An individual is vulnerable to exploitation because of physical and/or mental disability. Their flat has been taken over by others to deal drugs. This is a situation known as “cuckooing”. The individual’s local authority or housing association landlord seeks a possession order, on the ground of anti-social behaviour, involving drug use, in the flat, which causes distress to fellow residents, over an extended period of time. This situation has not been considered by the Courts in the context

of the PSED until Forward v Aldrye Housing Group (2019) EWHC 24 (QB). Cheema-Grubb J in the High Court dismissed an appeal against a possession order. She held that, although the first instance Judge had failed properly to consider matters under Section 149 of the Equality Act 2010 when making the possession order on the basis of the tenant’s bad anti-social behaviour, the Judge had been entitled in the circumstances to find that a possession order was a proportionate means of achieving a legitimate aim. The tenant had not established that his vulnerability had been exploited by others to deal drugs from his flat.

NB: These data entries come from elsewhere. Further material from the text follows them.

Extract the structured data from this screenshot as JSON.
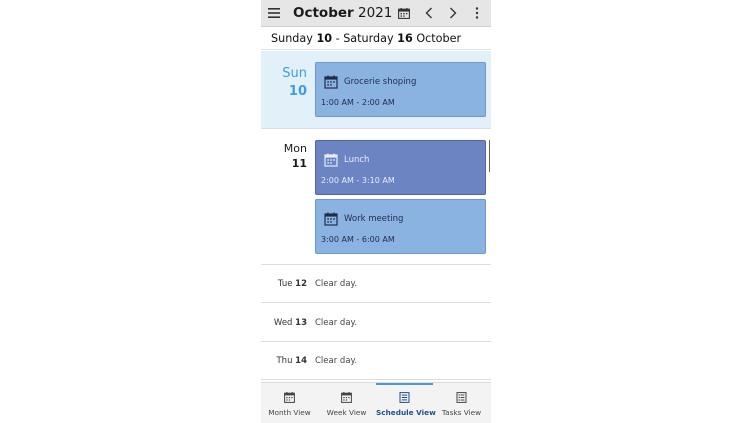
{
  "header": {
    "title_bold": "October",
    "title_year": "2021",
    "icons": [
      "menu-icon",
      "calendar-icon",
      "chevron-left-icon",
      "chevron-right-icon",
      "more-vertical-icon"
    ]
  },
  "range": {
    "start_day": "Sunday",
    "start_num": "10",
    "separator": "-",
    "end_day": "Saturday",
    "end_num": "16",
    "month": "October"
  },
  "days": [
    {
      "name": "Sun",
      "num": "10",
      "events": [
        {
          "title": "Grocerie shoping",
          "time": "1:00 AM - 2:00 AM"
        }
      ]
    },
    {
      "name": "Mon",
      "num": "11",
      "events": [
        {
          "title": "Lunch",
          "time": "2:00 AM - 3:10 AM"
        },
        {
          "title": "Work meeting",
          "time": "3:00 AM - 6:00 AM"
        }
      ]
    }
  ],
  "clear_days": [
    {
      "name": "Tue",
      "num": "12",
      "text": "Clear day."
    },
    {
      "name": "Wed",
      "num": "13",
      "text": "Clear day."
    },
    {
      "name": "Thu",
      "num": "14",
      "text": "Clear day."
    }
  ],
  "nav": [
    {
      "label": "Month View",
      "icon": "calendar-icon",
      "active": false
    },
    {
      "label": "Week View",
      "icon": "calendar-icon",
      "active": false
    },
    {
      "label": "Schedule View",
      "icon": "list-icon",
      "active": true
    },
    {
      "label": "Tasks View",
      "icon": "tasks-icon",
      "active": false
    }
  ],
  "colors": {
    "accent": "#3a9fe0",
    "event_light": "#8bb3e2",
    "event_dark": "#6c84c1",
    "selected_day_bg": "#e2f0fa"
  }
}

No PSED assessment had been made prior to the application for a possession order being made. Cheema-Grubb J recognized that anti-social behaviour could be a consequence of the exploitation of a susceptible tenant by criminals. She said that the PSED added value to disability discrimination in that it required a broad impact assessment of proposed action. “The duty is positive … and should provide a real aid to authorities when they step back and assess whether it is appropriate to proceed with their plans”: paragraph 36. A simple proportionality assessment is not what the PSED requires. “A rigorous consideration of the impact of the decision to commence eviction proceedings, against the equality objectives encapsulated in the PSED, is required. It must be done with an open mind and not as a defensive ‘sweep-up’. This consideration must itself be set in the context of promoting the statutory objectives”: paragraph 39.

However, the inadequacy of the PSED assessment did not automatically result in a successful appeal and did not do so on the evidence in this case. There was nothing to suggest that if a proper assessment had been carried out there would have been a different conclusion.